OK - for quite some time my lizard brain has been telling me something is wrong with MRR. Everytime I look at the graphs I was convinced something was wrong, but I didn’t have the discipline to stay mining on one pool long enough to really be convinced they are up to something. Now, I am completely convinced they are either running a service that is so blatantly inefficient that it negates the ‘bump’ between mining yourself and renting your hash, or they are siphoning a small percentage of the hashes you push at them ‘skimming’ and using them for themselves (my guess is nicehash). Why nicehash? You can hide pretty well there by changing your BTC address often and creating multiple small accounts for the ‘skimmed’ hash. Regardless of whether they are stealing or just running a poorly engineered stratum setup, you, as the provider of hash, are getting screwed and would be much better off just mining your rigs on your own and enjoying it rather than chasing down renters who send 32768 diff shares to your gridseed orbs and complain about the hashrate which will later be refunded to them through MRR’s idiotic process of just granting credit and waiting for someone to notice and call them on it.
How did I finally convince myself?
I have quite a few rigs now in various places with various hashrates. A good sampling, let’s say - 500MH down to 15MH. I’ve been mining solo at tbdice.com since the new year and staying on that pool, keeping track of the hashrates on every rig for long periods of time and noting any variances, which were less than 2% regardless of the hashrate of the rig.
Enter MRR. So, I went to the trouble of creating separate workers for every rig, and making sure they were aligned with the same worker info on the pool I’d been setting baseline with. Then ran them without renters for 72 hours. The only difference between before and after being introducing MRR in between my rigs and the pool I had the baseline for.
The results frankly made me think that instead of it being so subtle that I had an inkling something was wrong - I should have had a hole in my head from the sledgehammer that should have been hitting me. I’m going to use my Titan as an example:
496MH at the console, 515 at the pool – without MRR
496MH at the console, 445 at the pool, 465 at MRR
That 10% loss of hashpower at the pool is more than the prevaling bonus in hash value at MRR - then there’s the refunds and partial refunds to consider as additional probable losses from idiot renters who can’t be bothered with following the DIFF suggestions.

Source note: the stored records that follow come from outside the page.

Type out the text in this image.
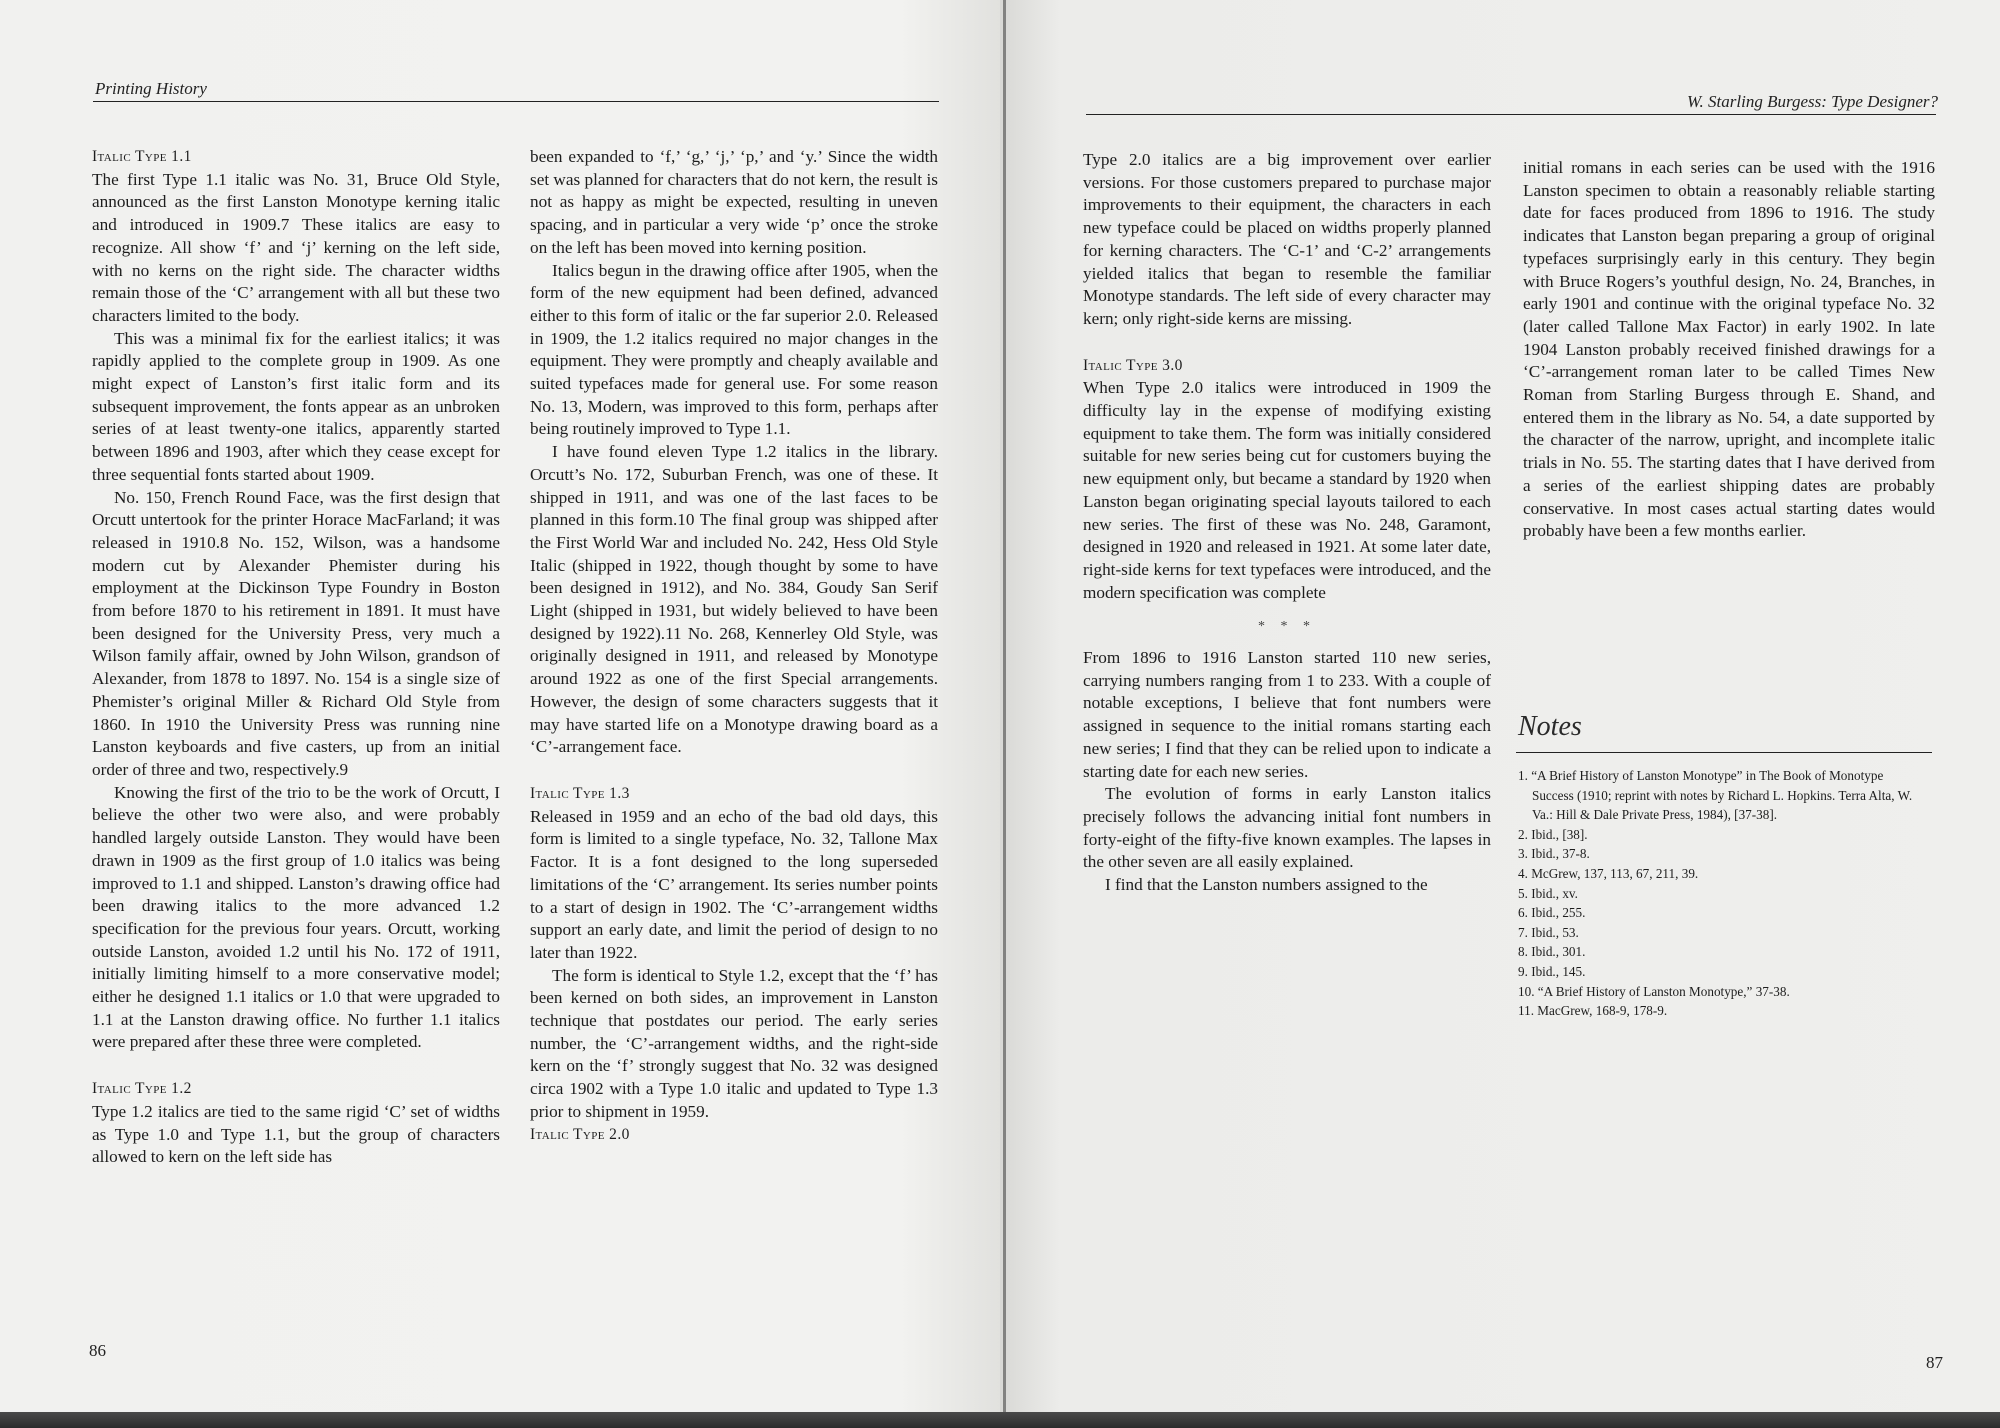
Printing History
Italic Type 1.1

The first Type 1.1 italic was No. 31, Bruce Old Style, announced as the first Lanston Monotype kerning italic and introduced in 1909.7 These italics are easy to recognize. All show ‘f’ and ‘j’ kerning on the left side, with no kerns on the right side. The character widths remain those of the ‘C’ arrangement with all but these two characters limited to the body.

This was a minimal fix for the earliest italics; it was rapidly applied to the complete group in 1909. As one might expect of Lanston’s first italic form and its subsequent improvement, the fonts appear as an unbroken series of at least twenty-one italics, apparently started between 1896 and 1903, after which they cease except for three sequential fonts started about 1909.

No. 150, French Round Face, was the first design that Orcutt untertook for the printer Horace MacFarland; it was released in 1910.8 No. 152, Wilson, was a handsome modern cut by Alexander Phemister during his employment at the Dickinson Type Foundry in Boston from before 1870 to his retirement in 1891. It must have been designed for the University Press, very much a Wilson family affair, owned by John Wilson, grandson of Alexander, from 1878 to 1897. No. 154 is a single size of Phemister’s original Miller & Richard Old Style from 1860. In 1910 the University Press was running nine Lanston keyboards and five casters, up from an initial order of three and two, respectively.9

Knowing the first of the trio to be the work of Orcutt, I believe the other two were also, and were probably handled largely outside Lanston. They would have been drawn in 1909 as the first group of 1.0 italics was being improved to 1.1 and shipped. Lanston’s drawing office had been drawing italics to the more advanced 1.2 specification for the previous four years. Orcutt, working outside Lanston, avoided 1.2 until his No. 172 of 1911, initially limiting himself to a more conservative model; either he designed 1.1 italics or 1.0 that were upgraded to 1.1 at the Lanston drawing office. No further 1.1 italics were prepared after these three were completed.

Italic Type 1.2

Type 1.2 italics are tied to the same rigid ‘C’ set of widths as Type 1.0 and Type 1.1, but the group of characters allowed to kern on the left side has

been expanded to ‘f,’ ‘g,’ ‘j,’ ‘p,’ and ‘y.’ Since the width set was planned for characters that do not kern, the result is not as happy as might be expected, resulting in uneven spacing, and in particular a very wide ‘p’ once the stroke on the left has been moved into kerning position.

Italics begun in the drawing office after 1905, when the form of the new equipment had been defined, advanced either to this form of italic or the far superior 2.0. Released in 1909, the 1.2 italics required no major changes in the equipment. They were promptly and cheaply available and suited typefaces made for general use. For some reason No. 13, Modern, was improved to this form, perhaps after being routinely improved to Type 1.1.

I have found eleven Type 1.2 italics in the library. Orcutt’s No. 172, Suburban French, was one of these. It shipped in 1911, and was one of the last faces to be planned in this form.10 The final group was shipped after the First World War and included No. 242, Hess Old Style Italic (shipped in 1922, though thought by some to have been designed in 1912), and No. 384, Goudy San Serif Light (shipped in 1931, but widely believed to have been designed by 1922).11 No. 268, Kennerley Old Style, was originally designed in 1911, and released by Monotype around 1922 as one of the first Special arrangements. However, the design of some characters suggests that it may have started life on a Monotype drawing board as a ‘C’-arrangement face.

Italic Type 1.3

Released in 1959 and an echo of the bad old days, this form is limited to a single typeface, No. 32, Tallone Max Factor. It is a font designed to the long superseded limitations of the ‘C’ arrangement. Its series number points to a start of design in 1902. The ‘C’-arrangement widths support an early date, and limit the period of design to no later than 1922.

The form is identical to Style 1.2, except that the ‘f’ has been kerned on both sides, an improvement in Lanston technique that postdates our period. The early series number, the ‘C’-arrangement widths, and the right-side kern on the ‘f’ strongly suggest that No. 32 was designed circa 1902 with a Type 1.0 italic and updated to Type 1.3 prior to shipment in 1959.

Italic Type 2.0
86
W. Starling Burgess: Type Designer?

Type 2.0 italics are a big improvement over earlier versions. For those customers prepared to purchase major improvements to their equipment, the characters in each new typeface could be placed on widths properly planned for kerning characters. The ‘C-1’ and ‘C-2’ arrangements yielded italics that began to resemble the familiar Monotype standards. The left side of every character may kern; only right-side kerns are missing.

Italic Type 3.0

When Type 2.0 italics were introduced in 1909 the difficulty lay in the expense of modifying existing equipment to take them. The form was initially considered suitable for new series being cut for customers buying the new equipment only, but became a standard by 1920 when Lanston began originating special layouts tailored to each new series. The first of these was No. 248, Garamont, designed in 1920 and released in 1921. At some later date, right-side kerns for text typefaces were introduced, and the modern specification was complete

* * *

From 1896 to 1916 Lanston started 110 new series, carrying numbers ranging from 1 to 233. With a couple of notable exceptions, I believe that font numbers were assigned in sequence to the initial romans starting each new series; I find that they can be relied upon to indicate a starting date for each new series.

The evolution of forms in early Lanston italics precisely follows the advancing initial font numbers in forty-eight of the fifty-five known examples. The lapses in the other seven are all easily explained.

I find that the Lanston numbers assigned to the

initial romans in each series can be used with the 1916 Lanston specimen to obtain a reasonably reliable starting date for faces produced from 1896 to 1916. The study indicates that Lanston began preparing a group of original typefaces surprisingly early in this century. They begin with Bruce Rogers’s youthful design, No. 24, Branches, in early 1901 and continue with the original typeface No. 32 (later called Tallone Max Factor) in early 1902. In late 1904 Lanston probably received finished drawings for a ‘C’-arrangement roman later to be called Times New Roman from Starling Burgess through E. Shand, and entered them in the library as No. 54, a date supported by the character of the narrow, upright, and incomplete italic trials in No. 55. The starting dates that I have derived from a series of the earliest shipping dates are probably conservative. In most cases actual starting dates would probably have been a few months earlier.

Notes
1. “A Brief History of Lanston Monotype” in The Book of Monotype Success (1910; reprint with notes by Richard L. Hopkins. Terra Alta, W. Va.: Hill & Dale Private Press, 1984), [37-38].
2. Ibid., [38].
3. Ibid., 37-8.
4. McGrew, 137, 113, 67, 211, 39.
5. Ibid., xv.
6. Ibid., 255.
7. Ibid., 53.
8. Ibid., 301.
9. Ibid., 145.
10. “A Brief History of Lanston Monotype,” 37-38.
11. MacGrew, 168-9, 178-9.
87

Best case scenario - MRR is just inefficiently proxying work. Worst case, they are skimming off the top and using that hash for themselves…
Recommendation - mine for yourself - skip the drama of dealing with TWO third parties, and have fun with it. You aren’t making extra money renting in all likelihood UNLESS you price your hashes 20-30% above market rates there and are getting renters at that rate.
Questions? If anyone wants to challenge me to so a real statistical analysis for a full week, and will pay me for my losses doing that, hit me up via PM - but suffice it to say I’ve been doing this long enough to smell a rat in my kitchen.